Una nuova pubblicazione, riferita al numero di Settembre 2016 della ARON Journal, fornisce informazioni interessanti riguardo l’attuazione di un programma musicoterapico con i pazienti chirurgici.

La pubblicazione vede protagonisti due musicoterapeuti e un infermiere anestesista presso l’Università degli Ospedali del Seidman Cancer Center. Tutto quello che viene riportato si rifà allo svolgimento di uno studio randomizzato, durato due anni, che vede l’applicazione di musica suonata dal vivo e musica registrata. Il campione di riferimento è composto da 207 donne con diagnosi di cancro al seno e in trattamento.

I ricercatori hanno collaborato per introdurre pratiche musicoterapiche nel momento in cui queste ultime venivano  sottoposte ad interventi di chirurgia. Lo studio ha previsto un gruppo di controllo (senza musica), un gruppo a cui veniva somministrata della musica dal vivo ed un gruppo a cui veniva somministrata della musica registrata.

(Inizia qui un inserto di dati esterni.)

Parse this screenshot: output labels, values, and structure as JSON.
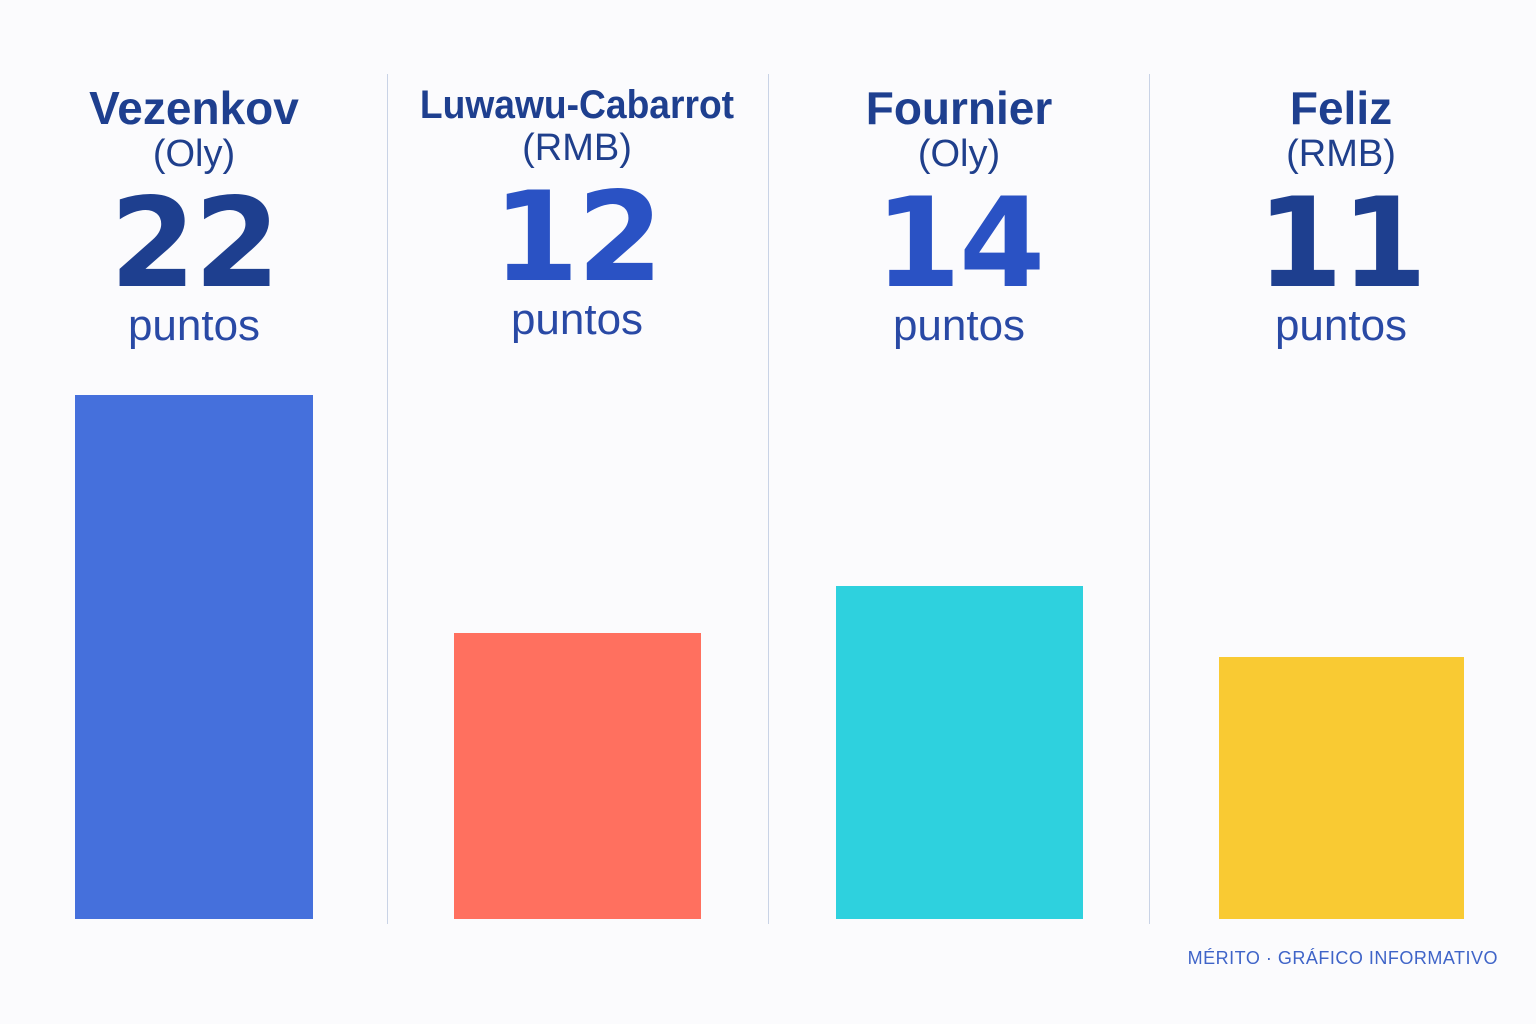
{
  "chart_data": {
    "type": "bar",
    "categories": [
      "Vezenkov",
      "Luwawu-Cabarrot",
      "Fournier",
      "Feliz"
    ],
    "teams": [
      "(Oly)",
      "(RMB)",
      "(Oly)",
      "(RMB)"
    ],
    "values": [
      22,
      12,
      14,
      11
    ],
    "value_labels": [
      "22",
      "12",
      "14",
      "11"
    ],
    "unit": "puntos",
    "colors": [
      "#4570dc",
      "#ff705f",
      "#2ed1de",
      "#f9ca33"
    ],
    "value_colors": [
      "#1e3f8f",
      "#2a52c4",
      "#2a52c4",
      "#1e3f8f"
    ],
    "ylim": [
      0,
      22
    ],
    "grid": false
  },
  "footer": "MÉRITO · GRÁFICO INFORMATIVO"
}
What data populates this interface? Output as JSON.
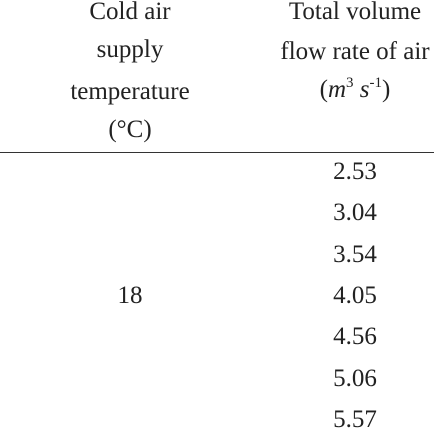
{
  "header": {
    "col1": [
      "Cold air",
      "supply",
      "temperature",
      "(°C)"
    ],
    "col2": [
      "Total volume",
      "flow rate of air"
    ],
    "unit": {
      "base1": "m",
      "exp1": "3",
      "base2": "s",
      "exp2": "-1"
    }
  },
  "table": {
    "temperature": "18",
    "flow_rates": [
      2.53,
      3.04,
      3.54,
      4.05,
      4.56,
      5.06,
      5.57
    ]
  }
}
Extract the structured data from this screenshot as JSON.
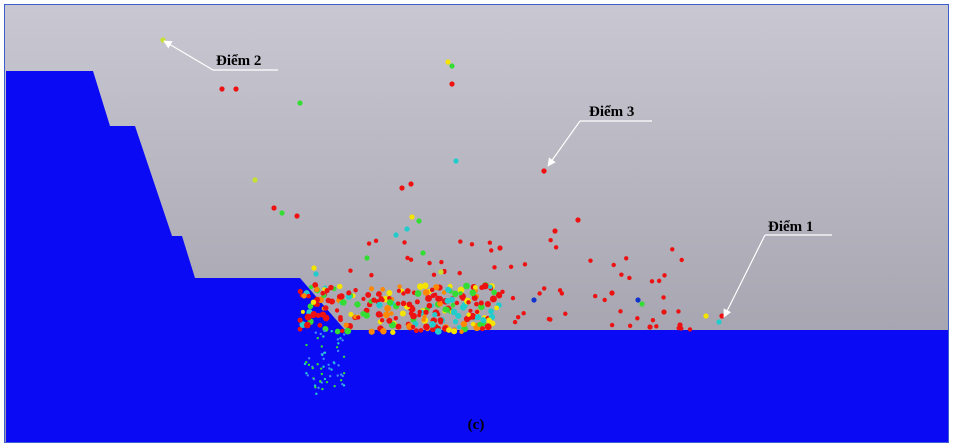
{
  "annotations": [
    {
      "label": "Điểm 2"
    },
    {
      "label": "Điểm 3"
    },
    {
      "label": "Điểm 1"
    }
  ],
  "caption": "(c)"
}
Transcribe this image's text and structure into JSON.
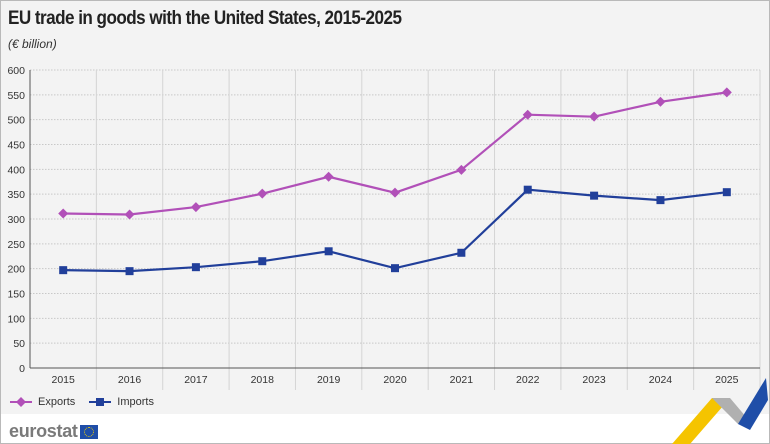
{
  "chart_data": {
    "type": "line",
    "title": "EU trade in goods with the United States, 2015-2025",
    "subtitle": "(€ billion)",
    "xlabel": "",
    "ylabel": "",
    "categories": [
      "2015",
      "2016",
      "2017",
      "2018",
      "2019",
      "2020",
      "2021",
      "2022",
      "2023",
      "2024",
      "2025"
    ],
    "ylim": [
      0,
      600
    ],
    "yticks": [
      "0",
      "50",
      "100",
      "150",
      "200",
      "250",
      "300",
      "350",
      "400",
      "450",
      "500",
      "550",
      "600"
    ],
    "grid": true,
    "legend_position": "bottom-left",
    "series": [
      {
        "name": "Exports",
        "color": "#b150b8",
        "marker": "diamond",
        "values": [
          311,
          309,
          324,
          351,
          385,
          353,
          399,
          510,
          506,
          536,
          555
        ]
      },
      {
        "name": "Imports",
        "color": "#213f9a",
        "marker": "square",
        "values": [
          197,
          195,
          203,
          215,
          235,
          201,
          232,
          359,
          347,
          338,
          354
        ]
      }
    ]
  },
  "footer": {
    "brand": "eurostat"
  }
}
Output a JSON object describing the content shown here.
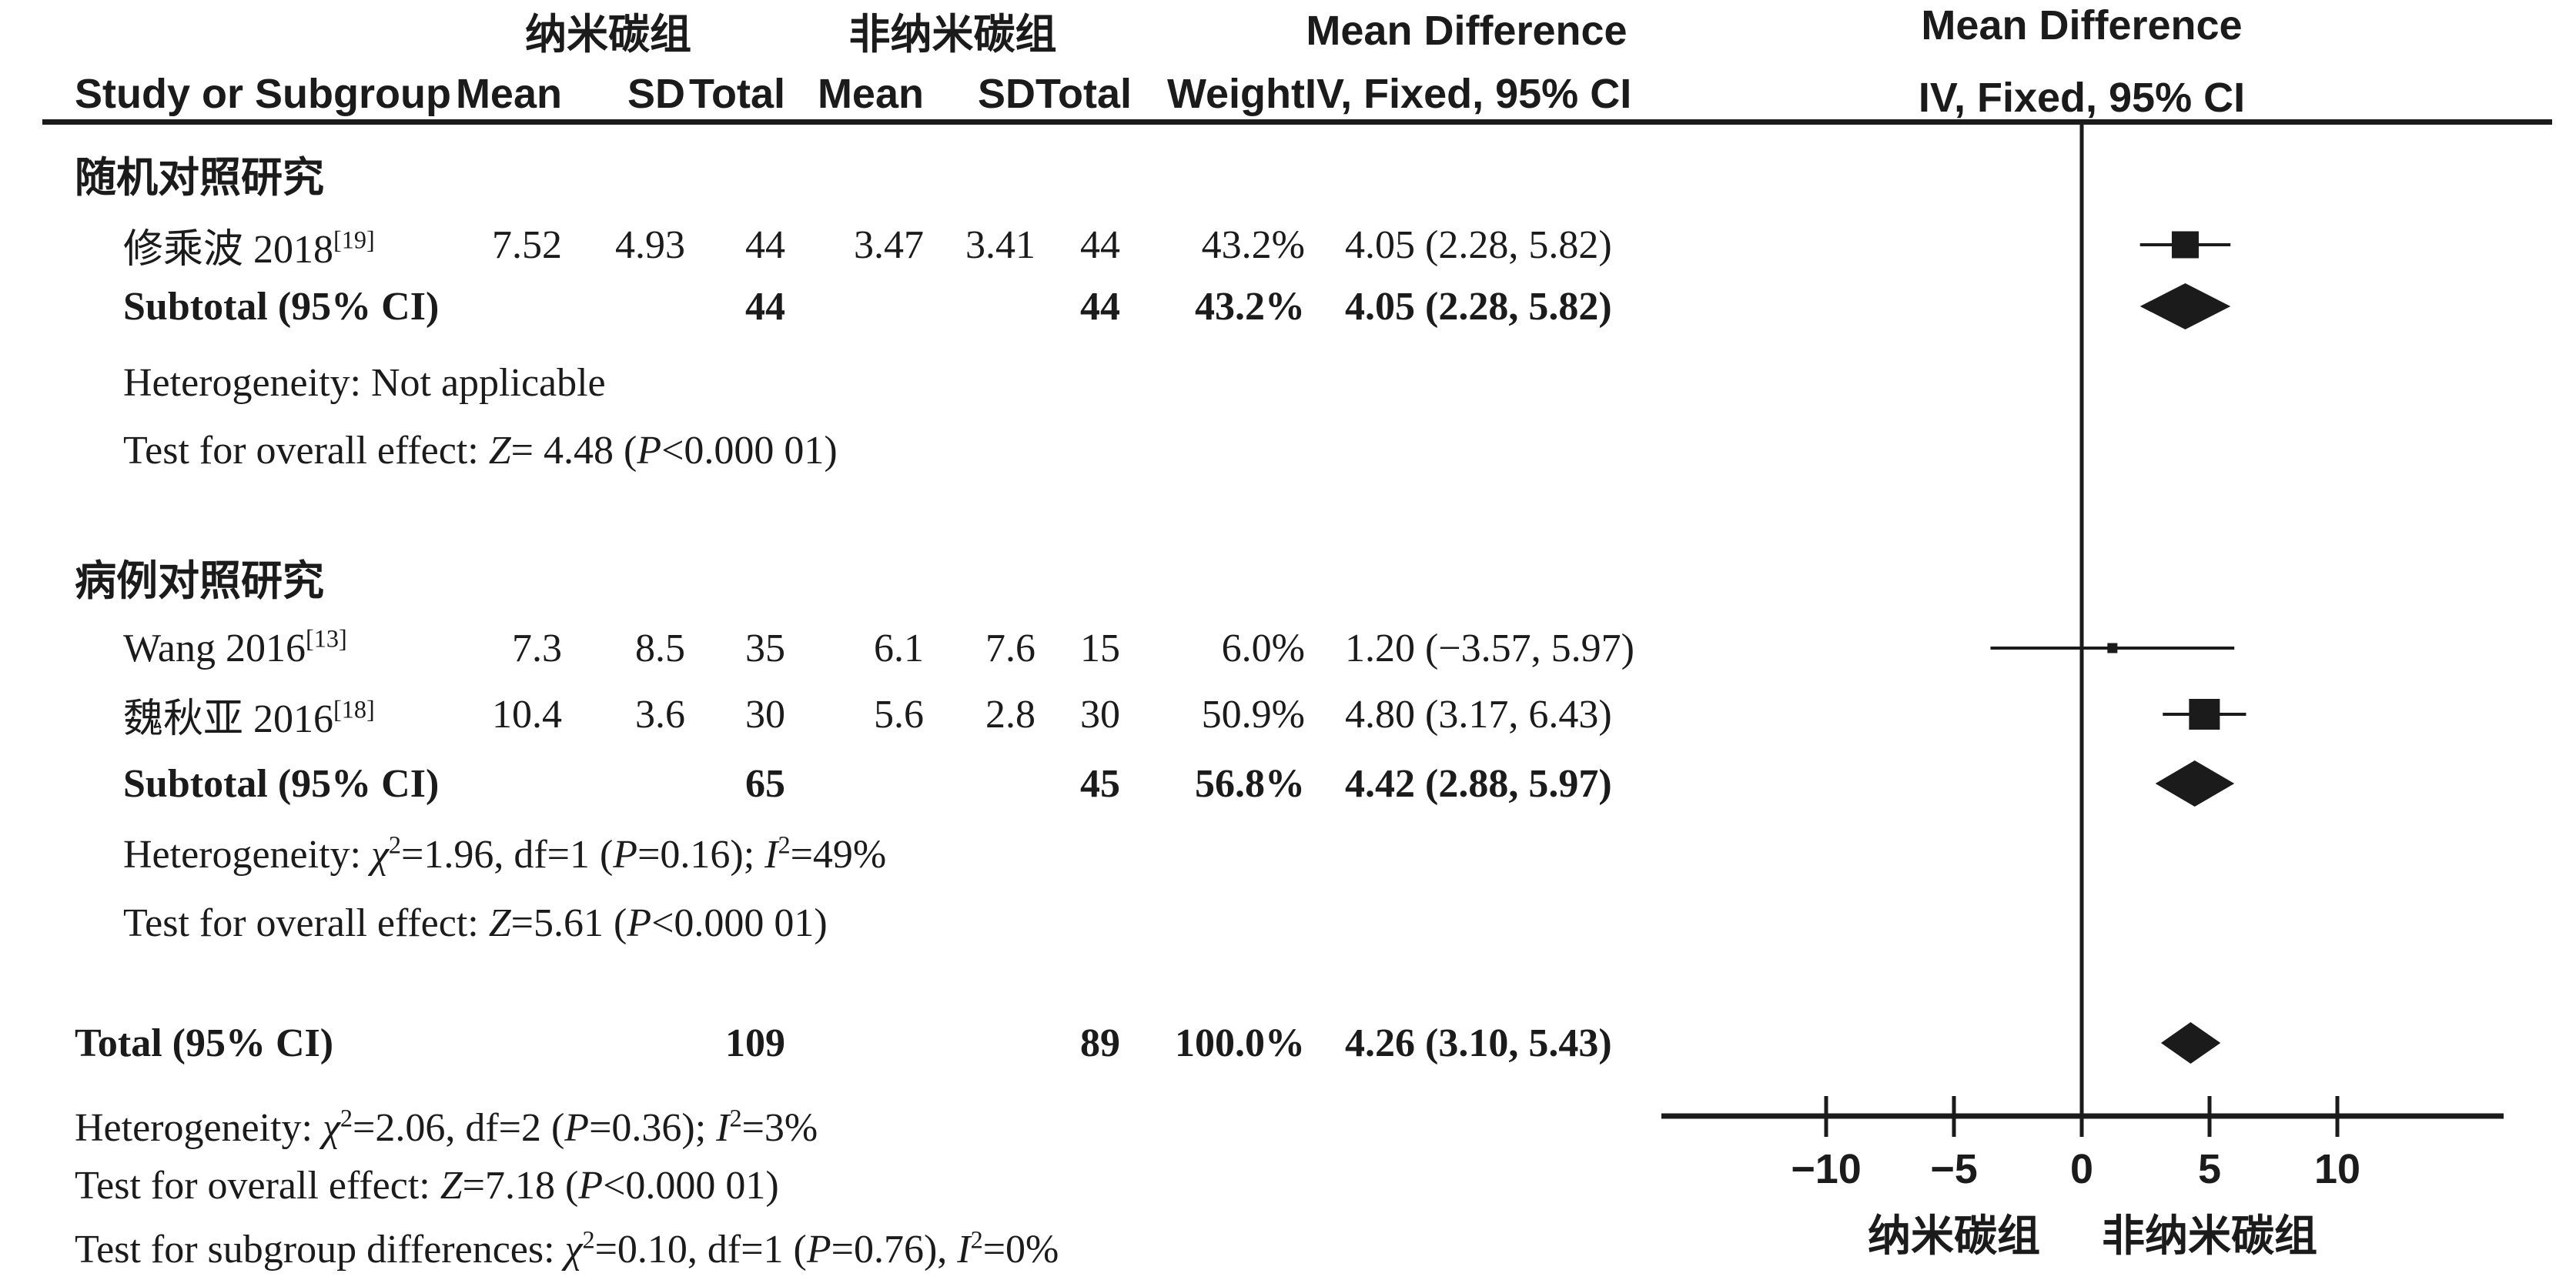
{
  "header": {
    "group1": "纳米碳组",
    "group2": "非纳米碳组",
    "md_left": "Mean Difference",
    "md_right": "Mean Difference",
    "study": "Study or Subgroup",
    "mean1": "Mean",
    "sd1": "SD",
    "total1": "Total",
    "mean2": "Mean",
    "sd2": "SD",
    "total2": "Total",
    "weight": "Weight",
    "method_left": "IV, Fixed, 95% CI",
    "method_right": "IV, Fixed, 95% CI"
  },
  "sections": {
    "rct": {
      "title": "随机对照研究",
      "study1": {
        "name_segs": [
          {
            "t": "修乘波 2018"
          },
          {
            "t": "[19]",
            "s": "sup"
          }
        ],
        "mean1": "7.52",
        "sd1": "4.93",
        "total1": "44",
        "mean2": "3.47",
        "sd2": "3.41",
        "total2": "44",
        "weight": "43.2%",
        "ci": "4.05 (2.28, 5.82)"
      },
      "subtotal": {
        "label": "Subtotal (95% CI)",
        "total1": "44",
        "total2": "44",
        "weight": "43.2%",
        "ci": "4.05 (2.28, 5.82)"
      },
      "het_segs": [
        {
          "t": "Heterogeneity: Not applicable"
        }
      ],
      "test_segs": [
        {
          "t": "Test for overall effect: "
        },
        {
          "t": "Z",
          "s": "i"
        },
        {
          "t": "= 4.48 ("
        },
        {
          "t": "P",
          "s": "i"
        },
        {
          "t": "<0.000 01)"
        }
      ]
    },
    "cc": {
      "title": "病例对照研究",
      "wang": {
        "name_segs": [
          {
            "t": "Wang 2016"
          },
          {
            "t": "[13]",
            "s": "sup"
          }
        ],
        "mean1": "7.3",
        "sd1": "8.5",
        "total1": "35",
        "mean2": "6.1",
        "sd2": "7.6",
        "total2": "15",
        "weight": "6.0%",
        "ci": "1.20 (−3.57, 5.97)"
      },
      "wei": {
        "name_segs": [
          {
            "t": "魏秋亚 2016"
          },
          {
            "t": "[18]",
            "s": "sup"
          }
        ],
        "mean1": "10.4",
        "sd1": "3.6",
        "total1": "30",
        "mean2": "5.6",
        "sd2": "2.8",
        "total2": "30",
        "weight": "50.9%",
        "ci": "4.80 (3.17, 6.43)"
      },
      "subtotal": {
        "label": "Subtotal (95% CI)",
        "total1": "65",
        "total2": "45",
        "weight": "56.8%",
        "ci": "4.42 (2.88, 5.97)"
      },
      "het_segs": [
        {
          "t": "Heterogeneity: "
        },
        {
          "t": "χ",
          "s": "i"
        },
        {
          "t": "2",
          "s": "sup"
        },
        {
          "t": "=1.96, df=1 ("
        },
        {
          "t": "P",
          "s": "i"
        },
        {
          "t": "=0.16); "
        },
        {
          "t": "I",
          "s": "i"
        },
        {
          "t": "2",
          "s": "sup"
        },
        {
          "t": "=49%"
        }
      ],
      "test_segs": [
        {
          "t": "Test for overall effect: "
        },
        {
          "t": "Z",
          "s": "i"
        },
        {
          "t": "=5.61 ("
        },
        {
          "t": "P",
          "s": "i"
        },
        {
          "t": "<0.000 01)"
        }
      ]
    }
  },
  "totals": {
    "label": "Total (95% CI)",
    "total1": "109",
    "total2": "89",
    "weight": "100.0%",
    "ci": "4.26 (3.10, 5.43)",
    "het_segs": [
      {
        "t": "Heterogeneity: "
      },
      {
        "t": "χ",
        "s": "i"
      },
      {
        "t": "2",
        "s": "sup"
      },
      {
        "t": "=2.06, df=2 ("
      },
      {
        "t": "P",
        "s": "i"
      },
      {
        "t": "=0.36); "
      },
      {
        "t": "I",
        "s": "i"
      },
      {
        "t": "2",
        "s": "sup"
      },
      {
        "t": "=3%"
      }
    ],
    "test_segs": [
      {
        "t": "Test for overall effect: "
      },
      {
        "t": "Z",
        "s": "i"
      },
      {
        "t": "=7.18 ("
      },
      {
        "t": "P",
        "s": "i"
      },
      {
        "t": "<0.000 01)"
      }
    ],
    "subgroup_segs": [
      {
        "t": "Test for subgroup differences: "
      },
      {
        "t": "χ",
        "s": "i"
      },
      {
        "t": "2",
        "s": "sup"
      },
      {
        "t": "=0.10, df=1 ("
      },
      {
        "t": "P",
        "s": "i"
      },
      {
        "t": "=0.76), "
      },
      {
        "t": "I",
        "s": "i"
      },
      {
        "t": "2",
        "s": "sup"
      },
      {
        "t": "=0%"
      }
    ]
  },
  "chart_data": {
    "type": "forest",
    "title": "",
    "x_ticks": [
      -10,
      -5,
      0,
      5,
      10
    ],
    "x_tick_labels": [
      "−10",
      "−5",
      "0",
      "5",
      "10"
    ],
    "x_range": [
      -16.4,
      16.4
    ],
    "zero_line": 0,
    "favors_left_label": "纳米碳组",
    "favors_right_label": "非纳米碳组",
    "effect_measure": "Mean Difference, IV, Fixed, 95% CI",
    "entries": [
      {
        "id": "study1",
        "label": "修乘波 2018 [19]",
        "marker": "square",
        "md": 4.05,
        "ci_low": 2.28,
        "ci_high": 5.82,
        "weight_pct": 43.2
      },
      {
        "id": "subtotal1",
        "label": "Subtotal (95% CI) 随机对照研究",
        "marker": "diamond",
        "md": 4.05,
        "ci_low": 2.28,
        "ci_high": 5.82
      },
      {
        "id": "wang",
        "label": "Wang 2016 [13]",
        "marker": "square",
        "md": 1.2,
        "ci_low": -3.57,
        "ci_high": 5.97,
        "weight_pct": 6.0
      },
      {
        "id": "wei",
        "label": "魏秋亚 2016 [18]",
        "marker": "square",
        "md": 4.8,
        "ci_low": 3.17,
        "ci_high": 6.43,
        "weight_pct": 50.9
      },
      {
        "id": "subtotal2",
        "label": "Subtotal (95% CI) 病例对照研究",
        "marker": "diamond",
        "md": 4.42,
        "ci_low": 2.88,
        "ci_high": 5.97
      },
      {
        "id": "total",
        "label": "Total (95% CI)",
        "marker": "diamond",
        "md": 4.26,
        "ci_low": 3.1,
        "ci_high": 5.43
      }
    ]
  },
  "colors": {
    "ink": "#1b1b1b"
  }
}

E’ stata cosi ritrovata una netta riduzione dell’ansia pre-operatoria nelle partecipanti che avevano assistito a sessioni di musica dal vivo e musica registrata rispetto al gruppo di controllo. “Durante il nostro studio durato due anni, abbiamo ottenuto informazioni sui potenziali benefici e metodi per agevolare un programma di musicoterapia chirurgica”, afferma Jaclyn Bradley Palmer.

“Inoltre, abbiamo appreso approcci per integrare il nostro programma con quello dei membri del personale infermieristico pre-operatorio”. Palmer afferma che un musicoterapeuta può essere estremamente utile in ambito chirurgico, e la musicoterapia può essere un mezzo per migliorare la qualità dell’assistenza ai pazienti, in collaborazione con gli infermieri perioperatori.

“In qualità di membro del personale di chirurgia interdisciplinare, il musicoterapeuta può aiutare gli infermieri a raggiungere gli obiettivi correlati al paziente. Obietti come la riduzione dell’ansia, del dolore, l’efficacia delle istruzioni e la soddisfazione”.

Parlmer afferma, infatti, non dovremmo interrompere le ricerche in modo da continuare a studiare se i programmi di musicoterapia siano realmente efficaci anche con i pazienti chirurgici.